Maikel Nabil boycotts retrial, vows hunger strike will continue

Sunday, October 23rd, 2011
'No to Military Trials for Civlians' continues to campaign for Maikel Nabil's release

'No to Military Trials for Civlians' continues to campaign for Maikel Nabil's release Photo: Mona Seif

Blogger Maikel Nabil, who has been in prison since March 28, refused to appear at his retrial on October 18 and instructed his lawyers to withdraw from the proceedings.

In April, a military court sentenced Nabil to three years in jail for "insulting" the Supreme Council of the Armed Forced (SCAF).

But on October 11, a military appeals court dropped the three-year sentence for lack of evidence - his file reportedly failed to be delivered to the prosecutor's office in time - to support the initial ruling and ordered a retrial on October 18.

Nabil, who has been writing letters from his prison cell, said that his boycott of the hearing was triggered by the court's refusal to allow for witnesses to testify on his behalf.
Nabil claims that this is an "unjust military decision," while a verdict is yet to be issued.

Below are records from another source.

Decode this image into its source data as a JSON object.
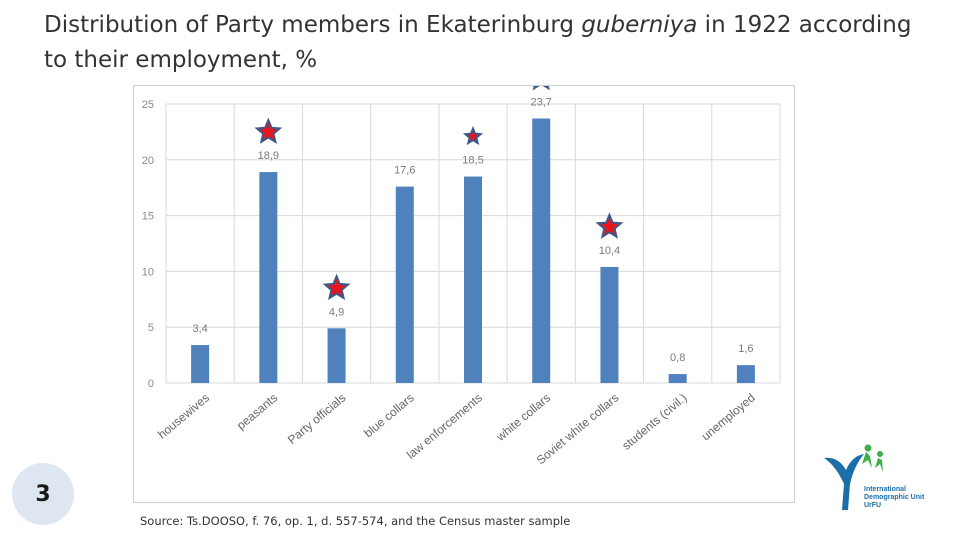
{
  "title": {
    "part1": "Distribution of Party members in Ekaterinburg ",
    "italic": "guberniya",
    "part2": " in 1922 according to their employment, %"
  },
  "source": "Source: Ts.DOOSO, f. 76, op. 1, d. 557-574, and the Census master sample",
  "page_number": "3",
  "logo": {
    "line1": "International",
    "line2": "Demographic Unit",
    "line3": "UrFU"
  },
  "colors": {
    "bar": "#4f81bd",
    "star_fill": "#e8141e",
    "star_stroke": "#3b5a8a",
    "grid": "#d9d9d9"
  },
  "chart_data": {
    "type": "bar",
    "categories": [
      "housewives",
      "peasants",
      "Party officials",
      "blue collars",
      "law enforcements",
      "white collars",
      "Soviet white collars",
      "students (civil.)",
      "unemployed"
    ],
    "values": [
      3.4,
      18.9,
      4.9,
      17.6,
      18.5,
      23.7,
      10.4,
      0.8,
      1.6
    ],
    "value_labels": [
      "3,4",
      "18,9",
      "4,9",
      "17,6",
      "18,5",
      "23,7",
      "10,4",
      "0,8",
      "1,6"
    ],
    "starred": [
      false,
      true,
      true,
      false,
      true,
      true,
      true,
      false,
      false
    ],
    "yticks": [
      0,
      5,
      10,
      15,
      20,
      25
    ],
    "ytick_labels": [
      "0",
      "5",
      "10",
      "15",
      "20",
      "25"
    ],
    "ylim": [
      0,
      25
    ],
    "grid": true,
    "legend": "none"
  }
}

After the hearing, several media reports mentioned that the military court had decided to transfer Maikel to a psychiatric ward for 40 days. However, Maikel's family and lawyers did not confirm this.

His brother, Mark Nabil, told The Caravan that Maikel was arrested from his home in late March on the charge of "sabotaging SCAF's reputation."

He said that this was not the first time Maikel Nabil had a brush with SCAF; on January 28 he was denied entry to Tahrir Square and was arrested and allegedly tortured for the possession of flyers which called for a civil society in Egypt. His detention lasted 48 hours back then.

Since April, his court hearings were repeatedly postponed, prompting Nabil to begin a hunger strike on August 23.

Nabil said the hunger strike was a result of the unfair treatment he has been receiving from the court.

Mona Seif, founder of the "No to Military Tribunals" group, says she fully supports Nabil.

She said that Nabil was arrested early at a time when SCAF was more intolerant and abusive of its power.

"After the revolution, Egyptians were not carefully aware of military trials thinking SCAF was capturing thugs who were causing instability and insecurity in the country," she said.

"This was a major reason why many were not paying attention to Maikel's case."

Seif believes that activists who were detained after March 2011 and received media attention helped increase awareness of Nabil's case.

Although Seif opposes Nabil's views on the normalization of ties with Israel, she believes his case still "gained momentum" after he decided to go on a hunger strike.

Seif says he is being tried for political reasons and punished for expressing his opinion.

Since Nabil's health began to deteriorate last month, his family has sought to move him to a private hospital. They say they have sent at least 20 requests to authorities, and have yet to receive a response.

Nabil's lawyer, Negad Al-Borai, commented he no longer feels like he is part of the case after being repeatedly instructed by Nabil to boycott the hearings.

In the meantime, Nabil refuses to suspend his hunger strike, saying that it's either "death or freedom."